By understanding what customers want and how the consumer journey mapping looks like for your clients, you can truly form a strategy to give what your customers want in a way that only your company can deliver or in a way that no competitors can deliver better than you.
This includes knowing and influencing how your customers become aware of your products and solutions, form perceptions of quality and eventually which channels customers go to purchase and repurchase your products and solutions.
Using analytics and insights to improve on the conversion at every stage of the consumer funnel can result in a significant difference in the end outcome.
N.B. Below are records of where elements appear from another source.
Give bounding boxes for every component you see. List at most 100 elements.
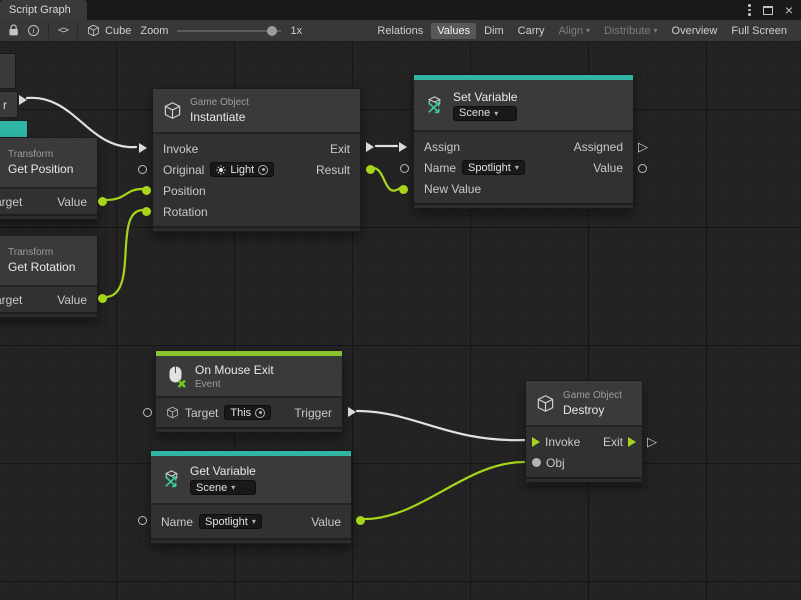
port-value-out[interactable] [98, 197, 107, 206]
object-picker-icon[interactable] [258, 165, 268, 175]
port-name-in[interactable] [400, 164, 409, 173]
original-object-field[interactable]: Light [210, 162, 274, 177]
port-value-out[interactable] [356, 516, 365, 525]
port-exit-out-marker[interactable]: ▷ [647, 435, 657, 448]
port-label-value: Value [311, 515, 341, 529]
node-on-mouse-exit[interactable]: On Mouse Exit Event Target This Trigger [155, 350, 343, 433]
port-invoke-in[interactable] [532, 437, 540, 447]
tab-script-graph[interactable]: Script Graph [0, 0, 87, 20]
node-category: Transform [8, 247, 75, 258]
carry-button[interactable]: Carry [512, 23, 551, 39]
port-label-result: Result [316, 163, 350, 177]
port-assign-in[interactable] [399, 142, 407, 152]
wire-layer [0, 42, 801, 600]
port-label-rotation: Rotation [163, 205, 208, 219]
maximize-icon[interactable] [763, 6, 773, 15]
port-trigger-out[interactable] [348, 407, 356, 417]
target-object-field[interactable]: This [224, 405, 271, 420]
node-body: Name Spotlight ▾ Value [151, 503, 351, 538]
port-name-in[interactable] [138, 516, 147, 525]
graph-target-chip[interactable]: Cube [87, 24, 131, 37]
window-menu-icon[interactable] [748, 4, 751, 16]
port-exit-out[interactable] [366, 142, 374, 152]
values-button[interactable]: Values [431, 23, 476, 39]
port-value-out[interactable] [98, 294, 107, 303]
graph-canvas[interactable]: r Transform Get Position Target Value Tr… [0, 42, 801, 600]
fullscreen-button[interactable]: Full Screen [725, 23, 793, 39]
node-body: Target This Trigger [156, 396, 342, 427]
object-picker-icon[interactable] [255, 408, 265, 418]
gameobject-icon [166, 406, 179, 419]
variable-icon [161, 469, 182, 490]
port-exit-out[interactable] [628, 437, 636, 447]
port-assigned-out[interactable]: ▷ [638, 140, 648, 153]
node-instantiate[interactable]: Game Object Instantiate Invoke Exit Orig… [152, 88, 361, 232]
cube-icon [163, 101, 182, 120]
port-rotation-in[interactable] [142, 207, 151, 216]
port-label-invoke: Invoke [163, 142, 198, 156]
zoom-slider-track[interactable] [177, 30, 281, 32]
port-obj-in[interactable] [532, 458, 541, 467]
zoom-slider-knob[interactable] [267, 26, 277, 36]
overview-button[interactable]: Overview [666, 23, 724, 39]
wire-position-value[interactable] [105, 189, 143, 200]
wire-value-to-obj[interactable] [363, 462, 524, 519]
variable-scope-dropdown[interactable]: Scene ▾ [190, 480, 256, 495]
node-footer [0, 312, 97, 317]
node-body: Target Value [0, 285, 97, 312]
variable-name-dropdown[interactable]: Spotlight ▾ [462, 160, 525, 175]
lock-icon[interactable] [8, 24, 19, 37]
node-footer [414, 203, 633, 208]
node-get-variable[interactable]: Get Variable Scene ▾ Name Spotlight ▾ Va… [150, 450, 352, 544]
align-button[interactable]: Align▾ [553, 23, 596, 39]
wire-result-to-newvalue[interactable] [373, 168, 400, 191]
distribute-button[interactable]: Distribute▾ [598, 23, 663, 39]
window-controls: × [748, 0, 801, 20]
wire-rotation-value[interactable] [105, 210, 143, 297]
zoom-label: Zoom [140, 25, 168, 37]
zoom-slider[interactable] [177, 25, 281, 37]
port-invoke-in[interactable] [139, 143, 147, 153]
node-footer [526, 477, 642, 482]
node-destroy[interactable]: Game Object Destroy Invoke Exit Obj ▷ [525, 380, 643, 483]
node-get-position[interactable]: Transform Get Position Target Value [0, 137, 98, 220]
wire-trigger-to-invoke[interactable] [357, 411, 527, 440]
node-get-rotation[interactable]: Transform Get Rotation Target Value [0, 235, 98, 318]
node-title: On Mouse Exit [195, 363, 274, 377]
edit-graph-icon[interactable]: <> [58, 25, 68, 36]
zoom-value: 1x [290, 25, 302, 37]
port-label-target: Target [185, 406, 218, 420]
port-label-assigned: Assigned [574, 140, 623, 154]
node-header: Game Object Instantiate [153, 89, 360, 132]
port-label-value: Value [593, 161, 623, 175]
node-body: Target Value [0, 187, 97, 214]
port-label-obj: Obj [546, 456, 565, 470]
node-title: Instantiate [190, 110, 249, 124]
info-icon[interactable]: i [28, 25, 39, 36]
variable-name-dropdown[interactable]: Spotlight ▾ [199, 514, 262, 529]
port-new-value-in[interactable] [399, 185, 408, 194]
variable-icon [424, 95, 445, 116]
variable-scope-dropdown[interactable]: Scene ▾ [453, 106, 517, 121]
graph-toolbar: i <> Cube Zoom 1x Relations Values Dim C… [0, 20, 801, 42]
clipped-node-fragment[interactable]: r [0, 91, 18, 118]
close-icon[interactable]: × [785, 3, 793, 17]
node-category: Game Object [563, 390, 622, 401]
original-object-value: Light [230, 164, 254, 176]
dim-button[interactable]: Dim [478, 23, 510, 39]
relations-button[interactable]: Relations [371, 23, 429, 39]
node-header: On Mouse Exit Event [156, 356, 342, 396]
port-out-arrow[interactable] [19, 95, 27, 105]
node-header: Transform Get Rotation [0, 236, 97, 285]
clipped-node-fragment[interactable] [0, 53, 16, 89]
port-original-in[interactable] [138, 165, 147, 174]
port-position-in[interactable] [142, 186, 151, 195]
port-value-out[interactable] [638, 164, 647, 173]
node-set-variable[interactable]: Set Variable Scene ▾ Assign Assigned Nam… [413, 74, 634, 209]
chevron-down-icon: ▾ [231, 483, 235, 492]
chevron-down-icon: ▾ [654, 26, 658, 35]
window-tab-bar: Script Graph × [0, 0, 801, 20]
port-target-in[interactable] [143, 408, 152, 417]
port-result-out[interactable] [366, 165, 375, 174]
graph-target-label: Cube [105, 25, 131, 37]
Consider this, a Brand A selling product X with the following consumer funnel: 1,000 customers knows about brand A, of which 10% (100) think product X is good, 5% (5) of those who thinks it’s good actually buys it. Imagine if you could improve awareness to 1,200 customers and raise the percentage of these 1,200 who think product X is good and buys it to 15% and 10%, you would have increase sales of product X from 5 to 18. Now, multiply this by a few more zeros. I think you get what I mean.
What is Market Research?
Market research is the activity of gathering data and information about what the market needs and prefers. This includes every aspect of the business – from branding, product, pricing, marketing, channels, and customer service. Knowing how your audience feels and behaves, allows you to take steps to meet their needs and eliminate or narrow the experience gap – what the customers expects you deliver versus what you deliver.
Market research is marketing’s best friend. It helps marketers predicts what customer needs, communicate the most desirable traits of the product or solution and at times, even create demand that wasn’t there in the first place. Marketing and research go in hand in hand. Good market research is a strong multiplier for marketing, helping in the implementation, refinement and delivery of the goods or solution to the market.
Why is it even more important post-COVID19?
Without research, business decisions are based on previous consumer behaviour or even intuition.
The problem with the COVID19 pandemic is that consumption habits have changed and what appears intuitively previously may not be now. For instance, ecommerce adoption by both merchants and consumers have leapfrogged by at least half a decade, experts say. Commuting patterns have also changed, and with it, timings, and mode of consumption of advertisement as well as purchasing habits.
The aim of market research is to ensure that decisions you make are supported by objective empirical findings from the end-user that the product will be sold to and not the intuition of the marketer selling it. In short, market research ensures that the companies strategies and decisions are insight-driven.
By identifying and collecting feedback from your target audience, you get insights of how they feel about your brand, your products and services, as well as your marketing message before you go to market, in a big way. Subsequently, you can continue to gather feedback and adjust as you move to new geographies etc, allowing you to improve continuously.
This will lead to a higher chance of success, both in the short and long term.
How does Market Research translate into a Winning Strategy?
Winning Strategy derived from good market research focuses on the 3 Cs – Customers, Company and Competitor.
A good strategy articulates how customers' needs can be delivered by your company in a way that your competitors is unable to, given the context that you and your competitors are operating in. It is about finding that competitive edge through a differentiated, well thought-out set of activities.
With good market research and careful strategizing, the chances of success in finding this sweet spot become much higher.
With faster product cycles, stiffer competition, changing habits because of the pandemic and your competitors utilising more data-driven decision making, it is even more imperative that you also practice insights-driven decision making!